26.02.2015 // Diakonie-Rundgang

Ohne Sicherheitsnetz und in ständiger Angst

Wer krank ist, geht zum Arzt und wer schwer krank ist, ins Krankenhaus. Diese einfache Regel gilt nicht für alle Menschen in Dortmund.

Diakonie-Rundgang thematisiert fehlenden Krankenversicherungsschutz

Wer krank ist, geht zum Arzt und wer schwer krank ist, ins Krankenhaus. Diese einfache Regel gilt nicht für alle. Eine vierstellige Zahl von Menschen, die in Dortmund leben, haben keinen Krankenversicherungsschutz – Tendenz steigend.

Sie können nicht zum Arzt gehen, weil sie kein Geld dafür haben. Deshalb hatte die Diakonie während der Aktionswoche „arm in Arm“ zu einem Nordstadt-Rundgang eingeladen. Er führte zu Orten, die klar machten, was es heißt, um ärztliche Behandlung ringen müssen.

„Mehr als die Hälfte derer, die zu uns kommen, sind nicht krankenversichert“, sagte Johanna Smith von „Willkommen Europa“. Die Ökumenische Beratungsstelle für Zuwanderer kümmert sich um Migranten vor allem aus Osteuropa. Sicher, so Smith, würde jeder eine Notbehandlung im Krankenhaus bekommen, doch mit anschließender Rechnung. Und die könne nicht bezahlt werden.

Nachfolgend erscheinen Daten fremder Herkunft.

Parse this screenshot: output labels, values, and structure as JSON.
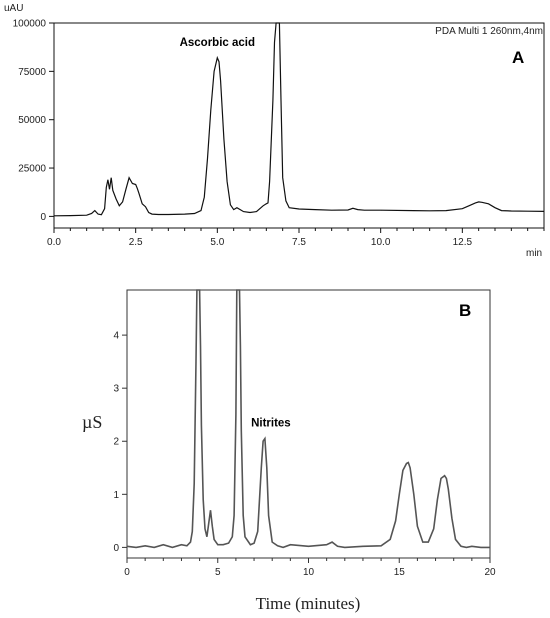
{
  "chart_data": [
    {
      "type": "line",
      "panel_label": "A",
      "title": "",
      "legend_text": "PDA Multi 1 260nm,4nm",
      "xlabel": "min",
      "ylabel": "uAU",
      "xlim": [
        0,
        15
      ],
      "ylim": [
        -6000,
        100000
      ],
      "x_ticks": [
        0.0,
        2.5,
        5.0,
        7.5,
        10.0,
        12.5
      ],
      "x_tick_labels": [
        "0.0",
        "2.5",
        "5.0",
        "7.5",
        "10.0",
        "12.5"
      ],
      "y_ticks": [
        0,
        25000,
        50000,
        75000,
        100000
      ],
      "y_tick_labels": [
        "0",
        "25000",
        "50000",
        "75000",
        "100000"
      ],
      "line_color": "#111111",
      "annotations": [
        {
          "text": "Ascorbic acid",
          "x": 5.0,
          "y": 82000
        }
      ],
      "series": [
        {
          "x": [
            0.0,
            0.5,
            1.0,
            1.15,
            1.25,
            1.35,
            1.45,
            1.55,
            1.6,
            1.65,
            1.7,
            1.75,
            1.8,
            1.9,
            2.0,
            2.1,
            2.2,
            2.3,
            2.4,
            2.5,
            2.55,
            2.6,
            2.7,
            2.8,
            2.9,
            3.0,
            3.2,
            3.5,
            4.0,
            4.3,
            4.5,
            4.6,
            4.7,
            4.8,
            4.9,
            5.0,
            5.05,
            5.1,
            5.2,
            5.3,
            5.4,
            5.5,
            5.6,
            5.7,
            5.8,
            6.0,
            6.2,
            6.4,
            6.5,
            6.55,
            6.6,
            6.7,
            6.75,
            6.8,
            6.85,
            6.9,
            6.95,
            7.0,
            7.1,
            7.2,
            7.5,
            8.0,
            8.5,
            9.0,
            9.15,
            9.3,
            9.5,
            10.0,
            11.0,
            11.5,
            12.0,
            12.5,
            12.7,
            12.9,
            13.0,
            13.1,
            13.3,
            13.5,
            13.7,
            14.0,
            14.5,
            15.0
          ],
          "y": [
            300,
            400,
            600,
            1500,
            3000,
            1200,
            900,
            4000,
            15000,
            19000,
            14000,
            20000,
            13500,
            9000,
            5500,
            7500,
            14000,
            20000,
            17000,
            16500,
            14500,
            12000,
            6500,
            5000,
            2000,
            1200,
            1000,
            1000,
            1200,
            1500,
            3000,
            10000,
            30000,
            55000,
            75000,
            82000,
            80000,
            70000,
            40000,
            18000,
            6000,
            3500,
            4500,
            3500,
            2500,
            2000,
            2500,
            5500,
            6500,
            7000,
            18000,
            60000,
            90000,
            100000,
            100000,
            100000,
            60000,
            20000,
            8000,
            4500,
            3800,
            3500,
            3200,
            3300,
            4200,
            3500,
            3200,
            3200,
            3000,
            2900,
            3000,
            4000,
            5500,
            7000,
            7500,
            7300,
            6500,
            4500,
            3000,
            2800,
            2700,
            2600
          ]
        }
      ]
    },
    {
      "type": "line",
      "panel_label": "B",
      "title": "",
      "xlabel": "Time (minutes)",
      "ylabel": "µS",
      "xlim": [
        0,
        20
      ],
      "ylim": [
        -0.2,
        4.85
      ],
      "x_ticks": [
        0,
        5,
        10,
        15,
        20
      ],
      "x_tick_labels": [
        "0",
        "5",
        "10",
        "15",
        "20"
      ],
      "y_ticks": [
        0,
        1,
        2,
        3,
        4
      ],
      "y_tick_labels": [
        "0",
        "1",
        "2",
        "3",
        "4"
      ],
      "line_color": "#555555",
      "annotations": [
        {
          "text": "Nitrites",
          "x": 7.6,
          "y": 2.05
        }
      ],
      "series": [
        {
          "x": [
            0.0,
            0.5,
            1.0,
            1.5,
            2.0,
            2.5,
            3.0,
            3.3,
            3.5,
            3.6,
            3.7,
            3.8,
            3.85,
            3.9,
            3.95,
            4.0,
            4.05,
            4.1,
            4.2,
            4.3,
            4.4,
            4.5,
            4.6,
            4.7,
            4.8,
            5.0,
            5.3,
            5.6,
            5.8,
            5.9,
            6.0,
            6.05,
            6.1,
            6.15,
            6.2,
            6.25,
            6.3,
            6.4,
            6.5,
            6.8,
            7.0,
            7.2,
            7.4,
            7.5,
            7.6,
            7.7,
            7.8,
            8.0,
            8.3,
            8.6,
            9.0,
            10.0,
            11.0,
            11.3,
            11.6,
            12.0,
            13.0,
            14.0,
            14.5,
            14.8,
            15.0,
            15.2,
            15.4,
            15.5,
            15.6,
            15.8,
            16.0,
            16.3,
            16.6,
            16.9,
            17.1,
            17.3,
            17.5,
            17.6,
            17.7,
            17.9,
            18.1,
            18.4,
            18.7,
            19.0,
            19.5,
            20.0
          ],
          "y": [
            0.02,
            0.0,
            0.03,
            0.0,
            0.05,
            0.0,
            0.05,
            0.03,
            0.1,
            0.3,
            1.2,
            3.5,
            4.9,
            4.9,
            4.9,
            4.9,
            3.8,
            2.3,
            0.9,
            0.35,
            0.2,
            0.45,
            0.7,
            0.4,
            0.15,
            0.05,
            0.05,
            0.08,
            0.2,
            0.6,
            2.5,
            4.9,
            4.9,
            4.9,
            4.9,
            3.8,
            2.2,
            0.6,
            0.2,
            0.05,
            0.08,
            0.3,
            1.5,
            2.0,
            2.05,
            1.5,
            0.6,
            0.1,
            0.03,
            0.0,
            0.05,
            0.02,
            0.05,
            0.1,
            0.02,
            0.0,
            0.02,
            0.03,
            0.15,
            0.5,
            1.0,
            1.45,
            1.58,
            1.6,
            1.5,
            1.0,
            0.4,
            0.1,
            0.1,
            0.35,
            0.9,
            1.3,
            1.35,
            1.3,
            1.1,
            0.55,
            0.15,
            0.02,
            0.0,
            0.02,
            0.0,
            0.0
          ]
        }
      ]
    }
  ]
}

Eine Geburt beispielsweise plus Versorgung für das Neugeborene koste zwischen 4.000 und 5.000 Euro. „Die Menschen, die zu  uns kommen, leben ohne Sicherheitsnetz und in ständiger Angst.“  Deshalb fordert sie die Einrichtung eines finanziellen Notfonds. Regina Adams, Fachbereichsleiterin im Diakonischen Werk, fasste es zusammen: „Armut ist ein hochgradiges Gesundheitsrisiko.“

Handfeste Hilfe leisten zwei Krankenschwestern und ein Arzt, die an zehn Orten in der Nordstadt kostenlose Sprechstunden anbieten. Dr. Jens Feigel, der „Facharzt für Nächstenliebe“, hat vor einigen Jahren seine Anstellung im Krankenhaus aufgegeben, weil er aus christlicher Motivation heraus armen Menschen helfen wollte.

Seinen Plan, in ein Land der Dritten Welt zu gehen, habe er fallen gelassen, weil es auch hier genügend Menschen gäbe, die ihn genauso dringend bräuchten: Wohnungslose, Flüchtlinge, Migranten. Er erzählte von einem Patienten mit einem Geschwür am Bein.

„Das würde man normalerweise operieren.“ Doch der notwendige Krankenhausaufenthalt koste 2.000 bis 3.000 Euro. „Das Geld hat der Patient natürlich nicht.“ Also behandelt Feigel das Bein mit Kompressen. „Das ist Armenmedizin.“

Und selbst die funktioniert nur, weil  Diakonie und Gesundheitsamt diese „Aufsuchende medizinische Krankenpflege“ finanzieren. Unterstützung bekommen sie von dem „Verein für aufsuchende medizinische Hilfen“, der sich um Sach- und Geldspenden kümmert.

„In einem der reichsten Länder der Welt bedeutet Armut, früher sterben zu müssen“, so Regina Adams. Und zwar an Krankheiten, die eigentlich gut behandelbar sind.

Foto: Stephan Schütze
Der Rundgang durch die Nordstadt während der Woche „arm in Arm“ startete in der Ökumenischen Anlaufstelle „Willkommen Europa“.